Hakim Prof. Kaşıkçı'ya, "Zanlı olarak yargılanan Dilaver Oruç (Deniz), Fatih Erdoğan ve Kaliniç'i tanıyıp tanımadığını sordu. Bunun üzerine oğlunu kaybeden baba şu bilgileri verdi:
"Oğlum, Deniz lakaplı Dilaver Oruç'u ve dün burada tanık olarak dinlenen Gümüş adındaki genci bir defa evimize getirdi. Onların işadamı olduğunu ve tanışmamı istedi. Bu insanların işadamı olduğuna inanmadığımı söyledim. bana, 'Önyargılısın' diye kızdı. Oğluma 40 bin Euro'ya bir dükkan satmaya kalkıştılar. Dükkanın değerinin 18 bin Euro olduğu ortaya çıkınca bu iş yapılmadı. Oğlumun kullandığı 318 i marka BMW marka otomobil annesinin üzerine idi. Bize kaza yaptığını, otomobilin tamirde olduğunu söyledi. Sonunda otomobilin Oruç'ta olduğunu ve parayı ondan alacağını söyledi. Ancak ses çıkmadı. Sonra olan oldu. Akın kayboldu". Mahkeme heyeti Akın'ın annesi Müzeyyen'in tanık olarak dinlenmesinden annenin psikolojik durumu nedeni ile vazgeçti.
PİS KATİL
Duruşmada Akın'ı yakından tanıyan ve son 15 yıldır diskoteklerde koruma görevlisi olarak çalışan H. S. (37) tanık olarak dinlendi. H.S. duruşma salonuna girer girmez sanık sandalyesinde oturan Oruç'a ters ters baktı. Oruç'ta buna karşılık verdi. Bunun üzerine yargıç tanığa, 'Nereye bakıyorsun' diye sordu. Tanık, 'Kime olacak, pis katile bakıyorum' dedi. Yargıç tanığı, "Kimin katil olduğuna biz karar vereceğiz, yorumlarınızı kendinize saklayın" diye uyardı.
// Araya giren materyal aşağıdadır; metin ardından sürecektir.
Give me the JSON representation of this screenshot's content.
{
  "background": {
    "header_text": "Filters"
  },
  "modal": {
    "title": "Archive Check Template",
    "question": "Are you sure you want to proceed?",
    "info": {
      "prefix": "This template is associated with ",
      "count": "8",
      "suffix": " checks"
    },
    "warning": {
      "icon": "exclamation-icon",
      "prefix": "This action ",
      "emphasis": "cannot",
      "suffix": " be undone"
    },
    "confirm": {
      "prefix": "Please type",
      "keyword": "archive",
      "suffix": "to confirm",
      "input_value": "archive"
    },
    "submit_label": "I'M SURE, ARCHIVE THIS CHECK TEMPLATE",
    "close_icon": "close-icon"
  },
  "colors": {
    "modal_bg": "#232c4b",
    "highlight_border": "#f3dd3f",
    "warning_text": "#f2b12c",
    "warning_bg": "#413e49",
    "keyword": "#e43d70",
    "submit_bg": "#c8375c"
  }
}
Tanık "Akın çok iyi, saf bir çocuktu. Yaşı daha 23 idi. Sıkı sık görüşüyorduk. Temiz bir insandı. Ancak kısa yoldan zengin olmanın hayalini kuruyordu. 'Ben 50 yaşıma geldiğimde artık çalışmayacağım' diyordu.Oruç ile işler yaptı. Oruç'u bir defa gördüm. Akın'ı uyardım. Bu adamın belalı olduğunu söyledim. Akın saflığının kurbanı oldu. Dışarıdaki kurtları tanımıyordu. Akın Oruç ile pahalı otomobillere kaza yapmış süsü vererek sigortayı dolandırıyordu. Akın bana Oruç'tan para alacağı olduğunu söylüyordu. Oruç onu hep oyalıyordu. Öldürülmeden önce Oruç'un yanına gideceğini anlattı. Otomobilini vermezse Oruç'un Porsche'sine el koyacağını söylüyordu. Ona yanlız gitmemesini, Oruç'un tehlikeli olduğu uyarısında bulundum. Dinlemedi. Yanlız gitti, gidiş o gidiş"
PARA İSTEMİŞLER
Mahkeme heyeti tanığa, "Akın'ın babasından Akın'ın bulunması için para istemişsin. Doğru mu" sorusunu yöneltti. Tanık bunun üzerine, "Sizler dışarıdaki hayatı bilmiyorsunuz. Ben bu alemi çok iyi bilirim. Akın ortadan kaybolunca harekete geçtim. İlişkilerimi kullanarak bir kişiye ulaştım. Bu insan Akın'ın yerini tespit edebileceğini, Oruç'u 24 saat içinde yakalayarak konuşturabileceğini söyledi. Bunu yapacak güçte idi. Oruç'u zaten bu alemde herkes tanıyor, ne olduğunu biliyorlardı. Hizmeti için, 'Akın benim akrabam değil, oğlum değil. Para istiyorum' dedi. Sanırım beş on bin Euro istedi. Beş bine pazarlık ettik. Olayı aydınlatabileceğini biliyordum. Gidip Akın'ın babasına durumu anlattım. Parayı kendim için değil, bu insanlar için istedim. Ancak Prof. Kaşıkçı bu tür insanlarla ilişkiye geçmek istemediğini, durumun polis kontrolünde halledilmesini istedi. Babasını, 'Polis gerektiği zaman yerinde olmaz. İşi polise bırakırsan oğlunu mezarda görürsün' diye uyardım" dedi. İfade üzerine zanlı Erdoğan'ın avukatı, "Kimdi bu görüştüğün kişi" diye sordu. Tanık, "Sen beni ne sanıyorsun. Hatırlamıyorum. Tamam adı Hans Peter olsun" dedi. Mahkeme heyeti tanığı sıkıştırdı, ancak tanık sadece güldü ve isim vermedi. Avukatlar, 'Sende Oruç'u aramışsın. Bulup ne yapacaktın? diye sordu. Tanık bunun üzerine de, "Ne mi yapacaktım. Boynunu kıracaktım" diye cevap verdi.